Earlier this year, Sahakian and her colleagues published the results of a clinical trial showing that a single 200 milligram dose of modafinil significantly improved both episodic and working memory, but not executive functions such as attention and planning, in patients in remission from depression. This suggests that the drug has potential as a therapy for these persistent symptoms.
Similarly, schizophrenia is typically characterized by psychotic symptoms such as delusions and auditory hallucinations, and the drug treatments available target these symptoms. But people with schizophrenia also exhibit cognitive symptoms, such as an inability to maintain focused attention, and deficits in verbal working memory and verbal fluency, which can severely affect social interactions. These cognitive impairments often emerge before the psychotic symptoms, and are now considered to be core features of the condition.

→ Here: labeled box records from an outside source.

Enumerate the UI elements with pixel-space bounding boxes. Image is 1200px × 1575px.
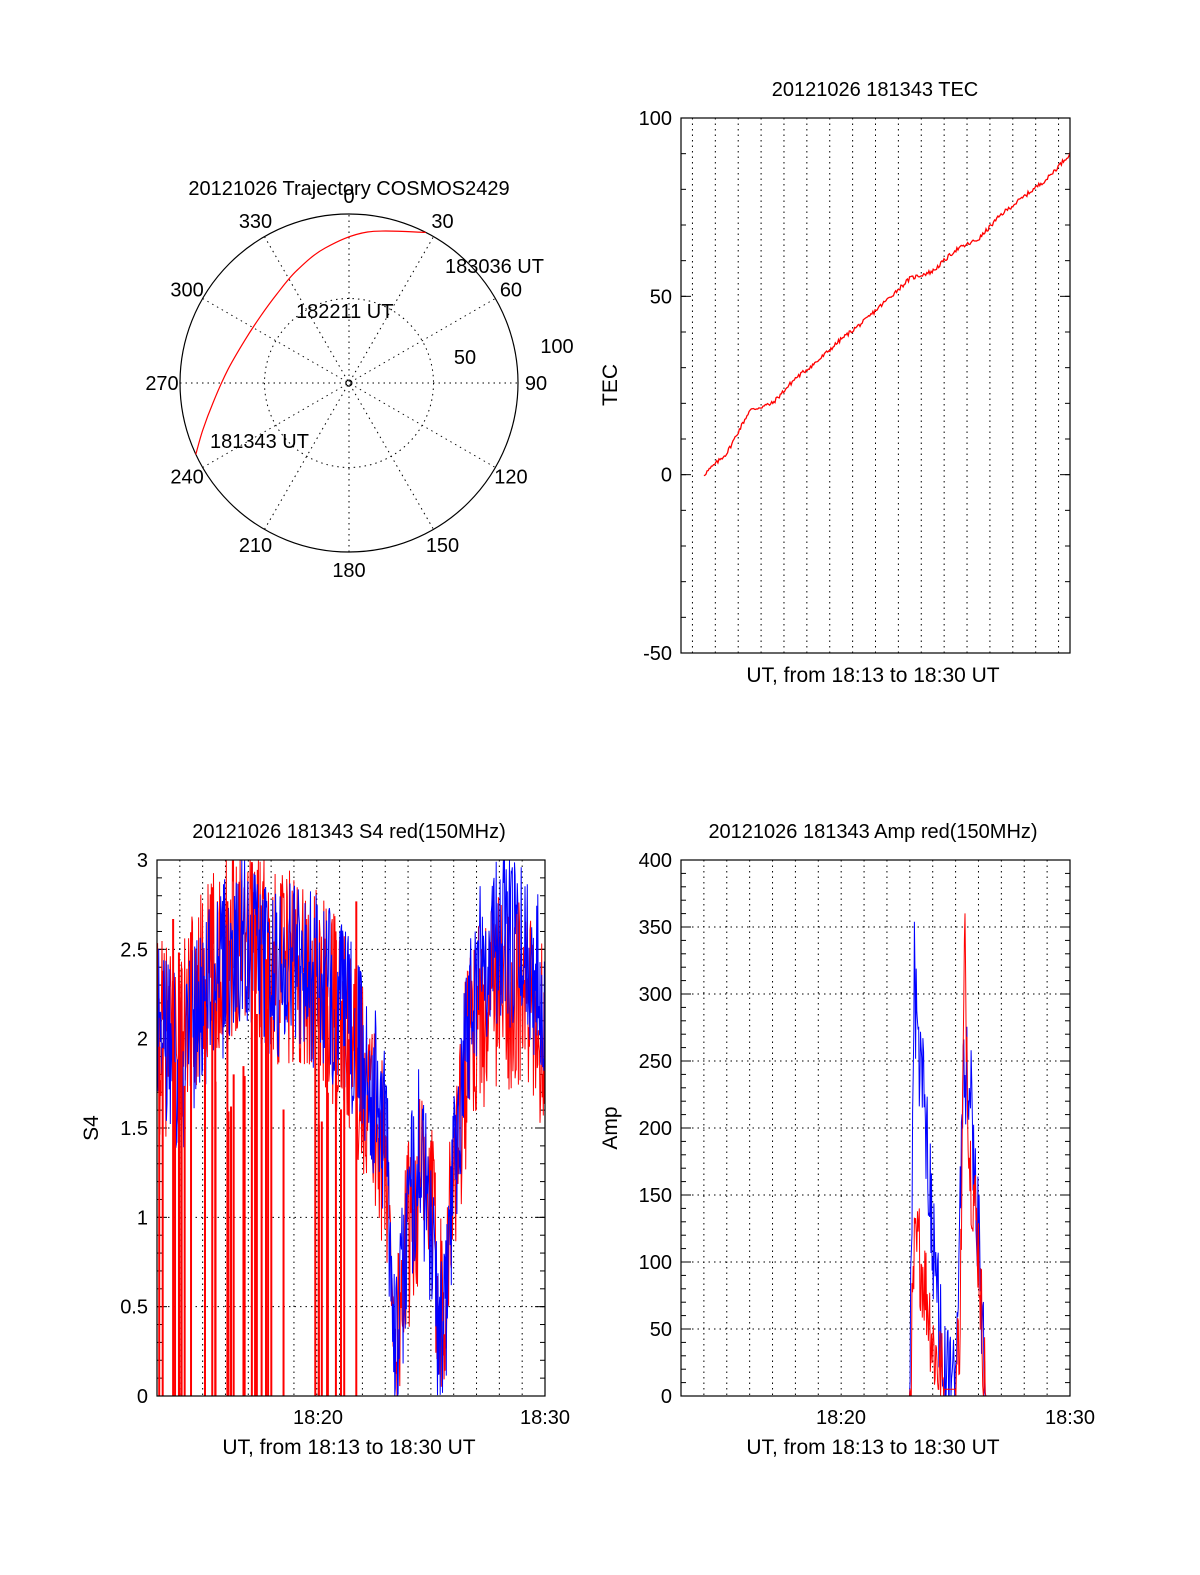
polar-angle-label: 240 [170, 467, 203, 489]
amp-y-tick-label: 400 [639, 850, 672, 872]
tec-y-tick-label: 0 [661, 465, 672, 487]
polar-angle-label: 0 [343, 186, 354, 208]
polar-angle-labels: 0 30 60 90 120 150 180 210 240 270 300 330 [145, 186, 547, 582]
amp-y-tick-label: 300 [639, 984, 672, 1006]
s4-y-tick-label: 1 [137, 1207, 148, 1229]
amp-chart: 20121026 181343 Amp red(150MHz) 0 50 100 15… [599, 821, 1095, 1459]
polar-radius-label-50: 50 [454, 347, 476, 369]
s4-title: 20121026 181343 S4 red(150MHz) [192, 821, 506, 843]
amp-y-tick-label: 50 [650, 1319, 672, 1341]
polar-spoke [202, 298, 496, 468]
amp-series [703, 913, 1070, 1397]
amp-plot-frame [680, 859, 1071, 1397]
polar-spoke [202, 298, 496, 468]
s4-series [156, 859, 546, 1397]
amp-y-tick-label: 200 [639, 1118, 672, 1140]
tec-ticks: -50 0 50 100 [639, 108, 1070, 665]
amp-x-tick-1820: 18:20 [816, 1407, 866, 1429]
polar-radius-label-100: 100 [540, 336, 573, 358]
tec-series-line [703, 152, 1071, 477]
s4-y-tick-label: 0 [137, 1386, 148, 1408]
tec-x-axis-label: UT, from 18:13 to 18:30 UT [746, 664, 999, 687]
tec-y-tick-label: 100 [639, 108, 672, 130]
s4-y-axis-label: S4 [80, 1115, 103, 1141]
polar-annotation-end: 183036 UT [445, 256, 544, 278]
polar-angle-label: 180 [332, 560, 365, 582]
polar-angle-label: 210 [239, 535, 272, 557]
tec-chart: 20121026 181343 TEC -50 0 50 100 TEC UT, fr… [599, 79, 1071, 687]
polar-angle-label: 270 [145, 373, 178, 395]
s4-chart: 20121026 181343 S4 red(150MHz) 0 0.5 1 1.5 2… [80, 821, 570, 1459]
s4-ticks: 0 0.5 1 1.5 2 2.5 3 [120, 850, 545, 1408]
polar-spoke [264, 236, 434, 530]
s4-plot-frame [156, 859, 546, 1397]
s4-y-tick-label: 0.5 [120, 1297, 148, 1319]
tec-grid [691, 118, 1060, 653]
tec-y-axis-label: TEC [599, 364, 622, 406]
amp-y-tick-label: 350 [639, 917, 672, 939]
s4-series-blue [156, 859, 546, 1397]
polar-angle-label: 90 [525, 373, 547, 395]
s4-y-tick-label: 2.5 [120, 939, 148, 961]
s4-y-tick-label: 3 [137, 850, 148, 872]
s4-y-tick-label: 2 [137, 1029, 148, 1051]
amp-y-tick-label: 0 [661, 1386, 672, 1408]
amp-y-tick-label: 150 [639, 1185, 672, 1207]
amp-y-tick-label: 250 [639, 1051, 672, 1073]
amp-grid [680, 860, 1070, 1396]
polar-angle-label: 120 [494, 467, 527, 489]
polar-trajectory-line [195, 230, 426, 455]
polar-trajectory-chart: 20121026 Trajectory COSMOS2429 0 30 60 90 12… [145, 178, 573, 582]
s4-y-tick-label: 1.5 [120, 1118, 148, 1140]
amp-series-red [703, 913, 1070, 1397]
amp-title: 20121026 181343 Amp red(150MHz) [708, 821, 1037, 843]
amp-ticks: 0 50 100 150 200 250 300 350 400 [639, 850, 1070, 1408]
polar-annotation-mid: 182211 UT [296, 301, 393, 323]
amp-y-tick-label: 100 [639, 1252, 672, 1274]
tec-y-tick-label: 50 [650, 286, 672, 308]
polar-annotation-start: 181343 UT [210, 431, 309, 453]
polar-outer-ring [179, 213, 519, 553]
polar-angle-label: 30 [431, 211, 453, 233]
polar-angle-label: 150 [426, 535, 459, 557]
tec-y-tick-label: -50 [643, 643, 672, 665]
s4-x-tick-1820: 18:20 [293, 1407, 343, 1429]
s4-x-axis-label: UT, from 18:13 to 18:30 UT [222, 1436, 475, 1459]
amp-y-axis-label: Amp [599, 1106, 622, 1149]
polar-angle-label: 330 [239, 211, 272, 233]
tec-title: 20121026 181343 TEC [772, 79, 978, 101]
polar-title: 20121026 Trajectory COSMOS2429 [188, 178, 509, 200]
tec-plot-frame [680, 117, 1071, 654]
amp-x-tick-1830: 18:30 [1045, 1407, 1095, 1429]
polar-angle-label: 60 [500, 280, 522, 302]
polar-spoke [264, 236, 434, 530]
polar-grid [180, 214, 518, 552]
polar-angle-label: 300 [170, 280, 203, 302]
s4-x-tick-1830: 18:30 [520, 1407, 570, 1429]
amp-x-axis-label: UT, from 18:13 to 18:30 UT [746, 1436, 999, 1459]
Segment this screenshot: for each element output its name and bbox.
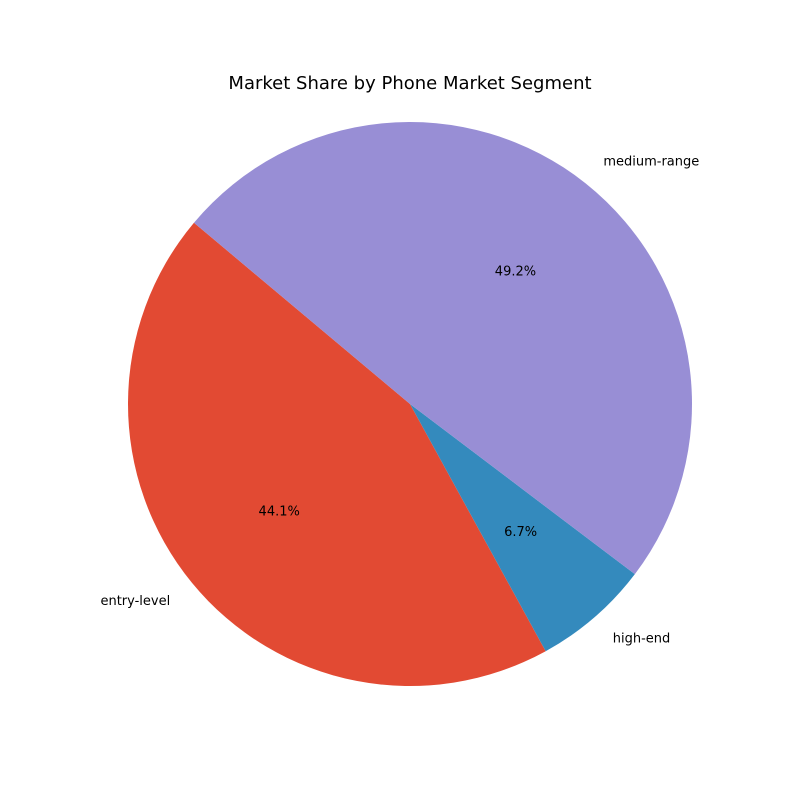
slice-percent-high-end: 6.7% — [504, 525, 537, 540]
slice-percent-medium-range: 49.2% — [495, 265, 536, 280]
pie-slice-entry-level — [128, 222, 546, 686]
slice-label-entry-level: entry-level — [100, 594, 170, 609]
slice-label-high-end: high-end — [613, 632, 671, 647]
slice-percent-entry-level: 44.1% — [259, 504, 300, 519]
slice-label-medium-range: medium-range — [603, 154, 699, 169]
pie-slice-high-end — [410, 404, 635, 652]
chart-title: Market Share by Phone Market Segment — [228, 73, 591, 94]
pie-labels: entry-level 44.1% high-end 6.7% medium-range… — [100, 154, 699, 646]
pie-slices — [128, 121, 692, 686]
pie-slice-medium-range — [193, 121, 692, 575]
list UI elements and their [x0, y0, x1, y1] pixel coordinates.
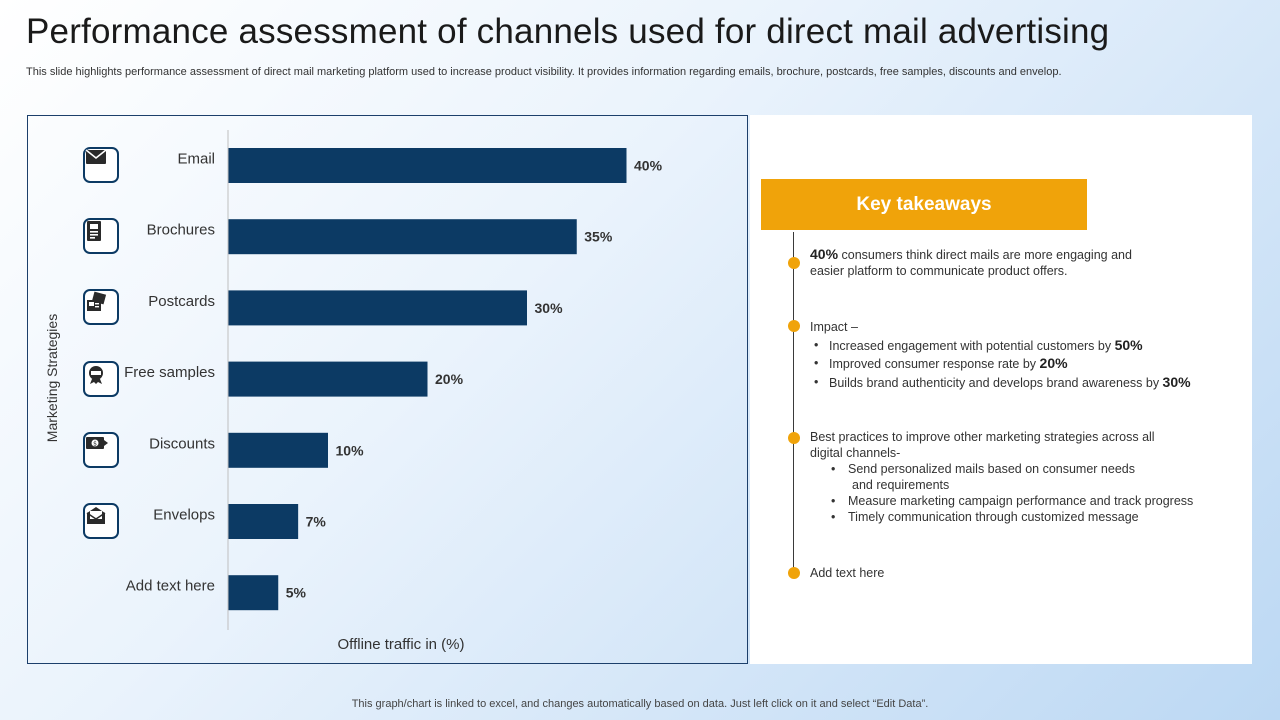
category-label: Postcards [148, 293, 215, 310]
takeaway-1-line1: consumers think direct mails are more en… [838, 248, 1132, 262]
category-label: Free samples [124, 364, 215, 381]
takeaway-2-bullet-1: Increased engagement with potential cust… [810, 337, 1191, 356]
category-label: Brochures [147, 222, 215, 239]
takeaway-3-bullet-3: Timely communication through customized … [810, 509, 1193, 525]
timeline-line [793, 232, 794, 574]
data-label: 10% [336, 442, 365, 458]
takeaway-2-heading: Impact – [810, 320, 858, 334]
takeaway-1-line2: easier platform to communicate product o… [810, 264, 1068, 278]
timeline-dot [788, 432, 800, 444]
category-label: Email [177, 151, 215, 168]
takeaway-3-bullet-1-cont: and requirements [852, 478, 950, 492]
timeline-dot [788, 257, 800, 269]
bar[interactable] [228, 290, 528, 326]
takeaway-2-bullet-3: Builds brand authenticity and develops b… [810, 374, 1191, 393]
takeaway-3-bullet-2: Measure marketing campaign performance a… [810, 493, 1193, 509]
page-title: Performance assessment of channels used … [26, 12, 1110, 51]
brochure-icon [83, 218, 119, 254]
takeaway-item-4[interactable]: Add text here [810, 566, 885, 580]
postcards-icon [83, 289, 119, 325]
bar[interactable] [228, 148, 627, 183]
takeaway-3-line2: digital channels- [810, 446, 901, 460]
svg-text:$: $ [93, 441, 97, 448]
footer-note: This graph/chart is linked to excel, and… [351, 698, 929, 710]
discount-icon: $ [83, 432, 119, 468]
timeline-dot [788, 567, 800, 579]
bar-chart-panel[interactable]: Email 40% Brochures 35% Postcards 30% Free sam… [27, 115, 748, 664]
data-label: 7% [306, 514, 327, 530]
y-axis-title: Marketing Strategies [44, 314, 60, 442]
bar[interactable] [228, 219, 577, 255]
takeaway-item-1: 40% consumers think direct mails are mor… [810, 246, 1132, 279]
key-takeaways-panel: Key takeaways 40% consumers think direct… [750, 115, 1252, 664]
category-label: Discounts [149, 435, 215, 452]
takeaway-2-bullet-2: Improved consumer response rate by 20% [810, 355, 1191, 374]
takeaway-3-line1: Best practices to improve other marketin… [810, 430, 1155, 444]
category-label: Add text here [126, 578, 215, 595]
bar-chart[interactable]: Email 40% Brochures 35% Postcards 30% Free sam… [28, 116, 749, 665]
data-label: 5% [286, 585, 307, 601]
takeaway-1-stat: 40% [810, 246, 839, 262]
data-label: 40% [634, 158, 663, 174]
free-sample-icon [83, 361, 119, 397]
bar[interactable] [228, 504, 299, 539]
page-subtitle: This slide highlights performance assess… [26, 66, 1062, 78]
x-axis-title: Offline traffic in (%) [338, 636, 465, 653]
data-label: 20% [435, 371, 464, 387]
takeaway-item-2: Impact – Increased engagement with poten… [810, 319, 1191, 392]
bar[interactable] [228, 432, 329, 468]
category-label: Envelops [153, 507, 215, 524]
mail-icon [83, 147, 119, 183]
bar[interactable] [228, 575, 279, 611]
data-label: 30% [535, 300, 564, 316]
key-takeaways-header: Key takeaways [761, 179, 1087, 230]
takeaway-item-3: Best practices to improve other marketin… [810, 429, 1193, 525]
bar[interactable] [228, 361, 428, 397]
timeline-dot [788, 320, 800, 332]
envelope-icon [83, 503, 119, 539]
takeaway-3-bullet-1: Send personalized mails based on consume… [810, 461, 1193, 477]
data-label: 35% [584, 229, 613, 245]
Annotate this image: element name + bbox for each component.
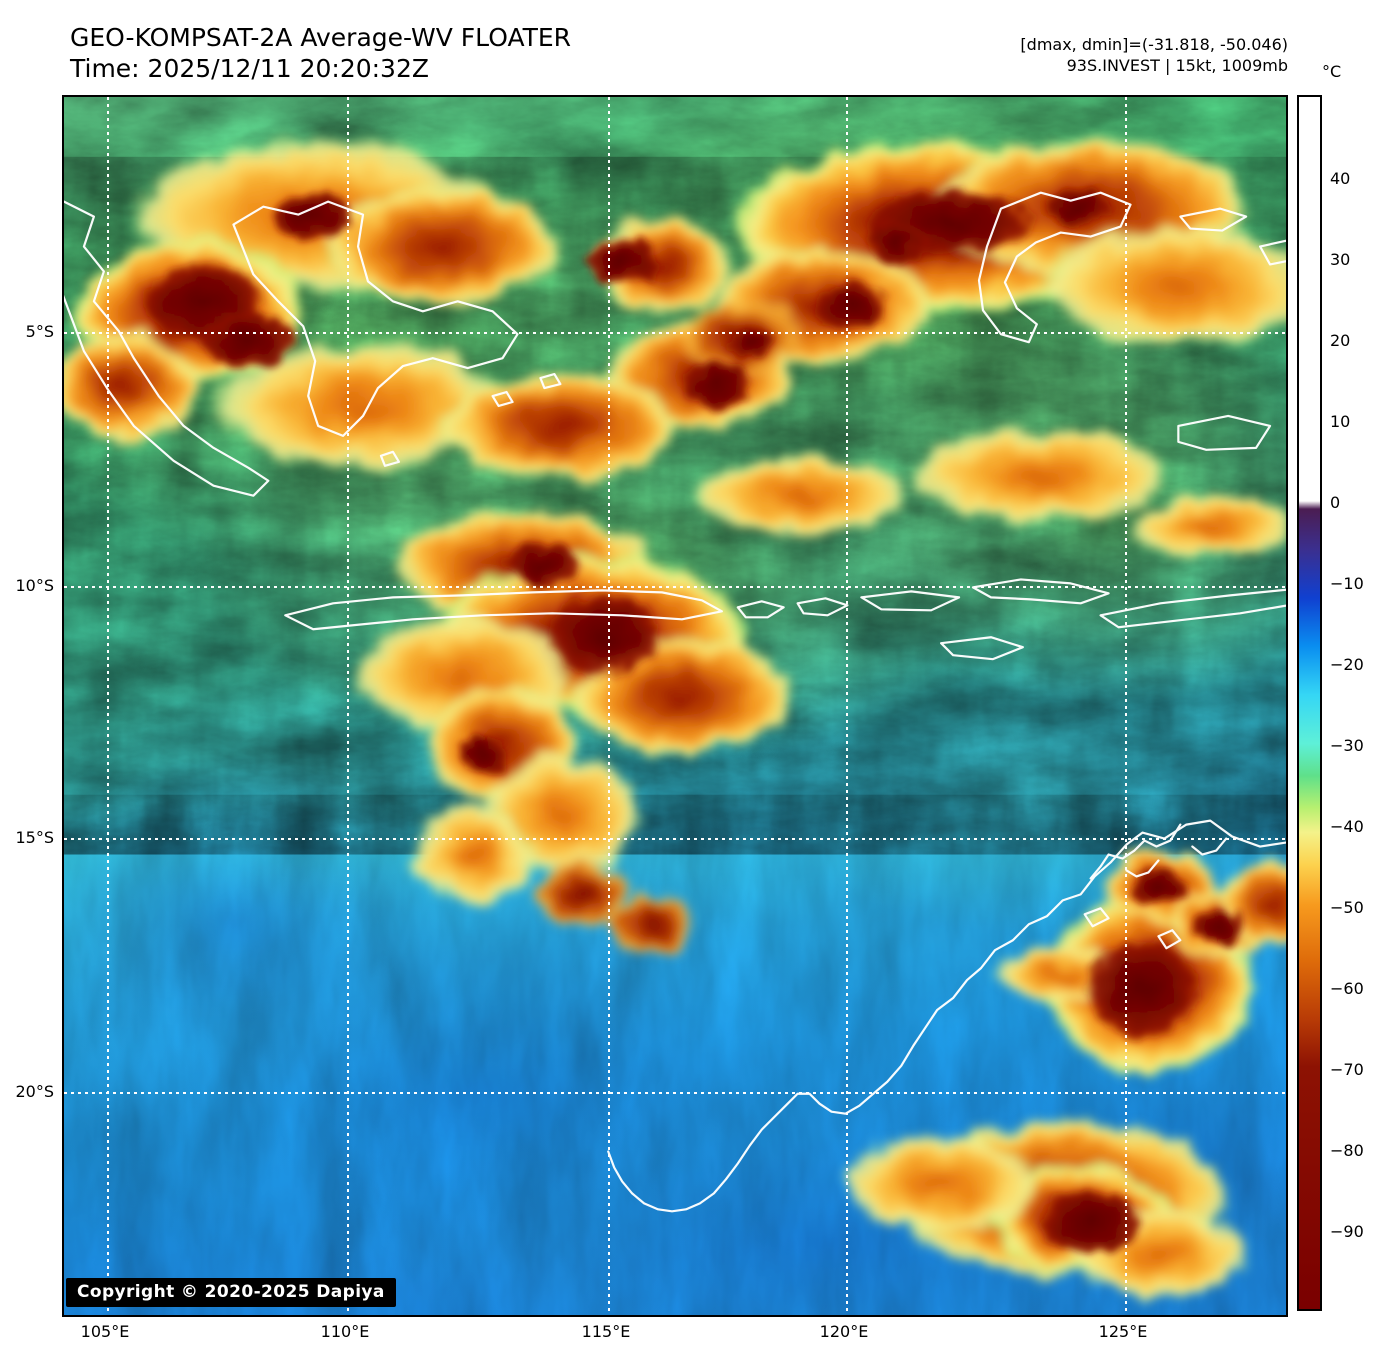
lon-tick-125E: 125°E xyxy=(1098,1322,1148,1341)
satellite-map-panel[interactable] xyxy=(62,95,1288,1317)
convective-cold-cores xyxy=(141,188,1247,1256)
colorbar-tick-m60: −60 xyxy=(1330,979,1364,998)
coastline-overlay xyxy=(64,191,1286,1213)
lon-tick-120E: 120°E xyxy=(819,1322,869,1341)
copyright-badge: Copyright © 2020-2025 Dapiya xyxy=(66,1278,396,1307)
colorbar-unit-label: °C xyxy=(1322,62,1342,81)
colorbar-tick-10: 10 xyxy=(1330,412,1351,431)
storm-info-label: 93S.INVEST | 15kt, 1009mb xyxy=(1066,56,1288,75)
lat-tick-20S: 20°S xyxy=(15,1082,54,1101)
colorbar-tick-40: 40 xyxy=(1330,169,1351,188)
lon-tick-115E: 115°E xyxy=(581,1322,631,1341)
colorbar-tick-m80: −80 xyxy=(1330,1141,1364,1160)
lon-tick-110E: 110°E xyxy=(320,1322,370,1341)
colorbar-gradient xyxy=(1299,97,1320,1309)
colorbar-tick-0: 0 xyxy=(1330,493,1341,512)
colorbar-tick-m70: −70 xyxy=(1330,1060,1364,1079)
data-minmax-label: [dmax, dmin]=(-31.818, -50.046) xyxy=(1020,35,1288,54)
lat-tick-10S: 10°S xyxy=(15,576,54,595)
colorbar-tick-m40: −40 xyxy=(1330,817,1364,836)
timestamp-label: Time: 2025/12/11 20:20:32Z xyxy=(70,54,429,83)
lat-tick-5S: 5°S xyxy=(25,322,54,341)
metadata-block: [dmax, dmin]=(-31.818, -50.046) 93S.INVE… xyxy=(1020,34,1288,76)
colorbar-tick-m90: −90 xyxy=(1330,1222,1364,1241)
colorbar-tick-m10: −10 xyxy=(1330,574,1364,593)
colorbar-tick-30: 30 xyxy=(1330,250,1351,269)
colorbar[interactable] xyxy=(1297,95,1322,1311)
colorbar-tick-m30: −30 xyxy=(1330,736,1364,755)
colorbar-tick-20: 20 xyxy=(1330,331,1351,350)
lon-tick-105E: 105°E xyxy=(80,1322,130,1341)
colorbar-tick-m50: −50 xyxy=(1330,898,1364,917)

“We use working memory for all our higher-level tasks, or executive functions such as planning and problem-solving,” said Sahakian, “So if we could boost working memory, we might be able to affect these other important forms of cognition.”
Sahakian’s team has shown that modafinil can indeed boost working memory in patients diagnosed with schizophrenia. In a 2012 study, they recruited 40 patients with a first episode of psychosis, and randomly assigned them to two groups. Those given a single dose of modafinil performed significantly better on verbal and working memory tasks compared to those given a placebo, a finding that has subsequently been replicated by others.
Smart drugs may therefore benefit patients diagnosed with schizophrenia and depression, when used alongside existing drug treatments. In patients with schizophrenia, small improvements in cognitive functions could aid the transition to independent living.
“In the past, most of the attention has been on people who have been ill for many years with chronic relapsing disorders,” said Sahakian. “We really need to shift the focus to an earlier stage, because if we can detect these problems earlier, we might be able to treat them more effectively.”
Disclaimer: Moheb Costandi serves on the board of directors of the International Neuroethics Society, of which Sahakian is a former president.